Com a declaração estampada na capa da Veja, "o que Bolsonaro tenta passar é parte do roteiro do próprio blefe", diz Moisés Mendes, do Jornalistas pela Democracia. "O recado é exatamente este: fazer acreditarem que ele ainda poderia aplicar o golpe. Não pode"
Vamos imaginar, com outros temas e em outras situações, as frases de Bolsonaro, na entrevista à Veja, com a garantia de que não dará um golpe e não vai melar a eleição do ano que vem.
Imaginemos que ele dissesse também que a família não irá mais se envolver com milicianos. E que a partir de agora desistirá de vender cloroquina, porque está na cara que o remédio é um mau milagre e um mau negócio.
Bolsonaro causaria espanto se anunciasse que a família viverá de acordo com as leis e que ele desistiu de ser o que é. Mas a notícia de que ele não aplicará um golpe é recebida com certa naturalidade.
Parece normal que Bolsonaro possa decidir se haverá golpe ou não. Não só que não se envolverá com um golpe, como já está conformado com a urna eletrônica. Para Bolsonaro, como os militares participarão de estudos do TSE que reforcem o processo eleitoral, isso lhe dá segurança.
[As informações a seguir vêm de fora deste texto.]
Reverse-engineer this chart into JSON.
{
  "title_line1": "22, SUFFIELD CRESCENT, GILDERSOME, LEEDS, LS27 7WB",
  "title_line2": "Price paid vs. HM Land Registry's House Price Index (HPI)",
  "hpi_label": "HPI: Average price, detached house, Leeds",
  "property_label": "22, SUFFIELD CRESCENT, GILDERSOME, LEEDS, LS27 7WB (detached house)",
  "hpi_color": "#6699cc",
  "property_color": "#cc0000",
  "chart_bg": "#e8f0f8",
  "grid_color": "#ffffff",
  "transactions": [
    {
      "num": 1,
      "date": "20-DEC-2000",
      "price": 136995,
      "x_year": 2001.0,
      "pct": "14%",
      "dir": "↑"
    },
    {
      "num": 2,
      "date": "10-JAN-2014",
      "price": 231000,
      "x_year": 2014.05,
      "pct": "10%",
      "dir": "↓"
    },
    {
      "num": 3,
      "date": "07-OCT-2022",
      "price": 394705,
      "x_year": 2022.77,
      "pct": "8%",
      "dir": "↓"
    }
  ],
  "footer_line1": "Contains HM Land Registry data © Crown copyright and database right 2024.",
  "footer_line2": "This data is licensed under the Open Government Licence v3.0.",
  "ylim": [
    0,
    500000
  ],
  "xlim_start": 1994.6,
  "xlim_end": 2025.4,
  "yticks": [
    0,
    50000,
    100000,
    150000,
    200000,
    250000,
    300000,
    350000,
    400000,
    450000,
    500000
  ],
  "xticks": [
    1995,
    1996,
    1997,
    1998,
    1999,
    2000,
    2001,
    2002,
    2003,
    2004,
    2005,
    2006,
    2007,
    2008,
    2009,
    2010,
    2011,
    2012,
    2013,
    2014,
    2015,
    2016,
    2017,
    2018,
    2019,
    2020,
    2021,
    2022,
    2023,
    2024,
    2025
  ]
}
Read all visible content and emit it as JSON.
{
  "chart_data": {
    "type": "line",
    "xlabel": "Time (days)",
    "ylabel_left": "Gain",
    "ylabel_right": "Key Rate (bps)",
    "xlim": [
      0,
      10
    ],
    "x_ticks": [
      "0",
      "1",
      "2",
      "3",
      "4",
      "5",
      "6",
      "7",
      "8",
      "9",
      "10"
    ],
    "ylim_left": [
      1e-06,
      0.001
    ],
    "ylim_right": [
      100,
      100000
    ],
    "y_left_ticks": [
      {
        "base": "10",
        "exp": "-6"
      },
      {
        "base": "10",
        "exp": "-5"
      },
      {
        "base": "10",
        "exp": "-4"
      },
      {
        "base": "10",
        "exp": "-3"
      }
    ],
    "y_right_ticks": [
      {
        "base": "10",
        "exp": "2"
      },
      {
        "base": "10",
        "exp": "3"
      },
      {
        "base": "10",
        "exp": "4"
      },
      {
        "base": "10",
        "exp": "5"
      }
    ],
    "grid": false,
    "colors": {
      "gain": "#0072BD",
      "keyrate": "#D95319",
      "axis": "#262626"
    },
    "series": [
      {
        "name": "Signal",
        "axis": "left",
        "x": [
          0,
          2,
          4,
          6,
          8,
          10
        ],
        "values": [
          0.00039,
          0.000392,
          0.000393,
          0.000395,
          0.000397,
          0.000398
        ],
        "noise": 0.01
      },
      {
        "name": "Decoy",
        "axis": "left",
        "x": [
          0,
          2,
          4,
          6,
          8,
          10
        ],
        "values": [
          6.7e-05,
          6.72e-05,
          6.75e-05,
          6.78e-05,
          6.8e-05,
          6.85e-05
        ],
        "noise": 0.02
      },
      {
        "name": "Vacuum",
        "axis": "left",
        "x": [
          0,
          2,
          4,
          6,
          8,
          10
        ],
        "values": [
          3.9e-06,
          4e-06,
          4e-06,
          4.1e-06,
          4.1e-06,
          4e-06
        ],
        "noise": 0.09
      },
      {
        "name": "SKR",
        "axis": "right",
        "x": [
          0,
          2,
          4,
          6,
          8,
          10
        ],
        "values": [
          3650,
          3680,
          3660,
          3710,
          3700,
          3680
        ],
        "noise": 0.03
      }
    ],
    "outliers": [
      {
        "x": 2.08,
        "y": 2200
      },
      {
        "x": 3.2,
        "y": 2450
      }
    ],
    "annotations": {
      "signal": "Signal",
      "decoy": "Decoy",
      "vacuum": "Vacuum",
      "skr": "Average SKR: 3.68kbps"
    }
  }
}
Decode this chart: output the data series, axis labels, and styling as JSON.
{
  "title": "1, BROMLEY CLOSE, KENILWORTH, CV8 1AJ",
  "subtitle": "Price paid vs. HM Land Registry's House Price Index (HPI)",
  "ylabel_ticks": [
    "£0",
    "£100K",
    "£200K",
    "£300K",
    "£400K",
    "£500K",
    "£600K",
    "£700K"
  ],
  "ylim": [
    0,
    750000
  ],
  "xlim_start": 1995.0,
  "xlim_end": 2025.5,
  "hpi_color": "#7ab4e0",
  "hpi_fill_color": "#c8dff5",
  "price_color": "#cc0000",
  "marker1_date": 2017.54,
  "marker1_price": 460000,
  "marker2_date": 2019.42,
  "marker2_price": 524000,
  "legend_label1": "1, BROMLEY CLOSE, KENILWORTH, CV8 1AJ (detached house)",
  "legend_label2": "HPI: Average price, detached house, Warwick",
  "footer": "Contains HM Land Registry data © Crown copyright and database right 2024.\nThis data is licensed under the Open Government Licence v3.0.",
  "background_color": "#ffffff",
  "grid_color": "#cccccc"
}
Bolsonaro trata o país todo como uma nação de imbecis, mesmo que tudo que defende não resulte em apoios.
Ele é contra a vacina, e o Brasil é um dos países em que a população mais acredita na vacina e quer se vacinar.
Bolsonaro, seus ministros e os filhos andam sem máscara. Os brasileiros querem usar e defendem o uso de máscara.
Bolsonaro tenta minar as instituições e a democracia, e a grande maioria se declara defensora da democracia. São posições majoritárias e categóricas que aparecem nas pesquisas do Datafolha.
O brasileiro não quer tomar cloroquina, não quer correr riscos com as pregações negacionistas de Bolsonaro, não aceita o golpe e não quer reeleger Bolsonaro.
Mas Bolsonaro continua dando entrevistas para dar a entender que ele tem o poder de decidir se haverá golpe ou não. Esse é o sentido da sua declaração.
Ao assegurar que não pretende mais atacar o Supremo, para ter poderes absolutos, Bolsonaro reafirma que, se quisesse, o golpe seria dado a qualquer momento.
E que, se decidisse manter o que vinha ameaçando fazer, iria melar a eleição do ano que vem, se o voto impresso não fosse adotado.
Não surpreende a análise de certa imprensa, segundo a qual ele recua ao admitir que desistiu de ser golpista. O resumo é esse: não sai golpe porque Bolsonaro não quer mais.
É uma bobagem. Bolsonaro fala do golpe porque sabe que não há como aplicar o golpe. O golpe é um blefe há muito soterrado pelas reações do Supremo e até da direita (do Congresso e empresarial) e porque os militares estão certos de que podem produzir milhões de comprimidos de cloroquina por pressão de Bolsonaro, mas não podem segurar um golpe encomendado por ele.
O que Bolsonaro tenta passar é parte do roteiro do próprio blefe. O recado é exatamente este: fazer acreditarem que ele ainda poderia aplicar o golpe.
Não pode. Nem se convocar o Exército da Ucrânia para ajudar o Exército de Braga Netto e nem se decidir entregar todo o Orçamento ao controle total do centrão.
Bolsonaro sobrevive do seu papel de fanfarrão. O sujeito acovardado desde a cartinha com o pedido de trégua a Alexandre de Moraes não seguraria um golpe por uma semana.
Seus seguidores mais fiéis sabem disso. Mas é preciso continuar fazendo o teatro do golpe, como se golpear ou não fosse algo que só dependa da sua cabeça.
É assim que acaba confessando que aplicou um golpe na sua base. O discurso na ONU só enganou trouxas. Bolsonaro não tem, no momento, nada para entregar à extrema direita.
Só tem o que sobrou do blefe. O bolsonarismo vai sendo golpeado pelo Bolsonaro acovardado depois do 7 de setembro.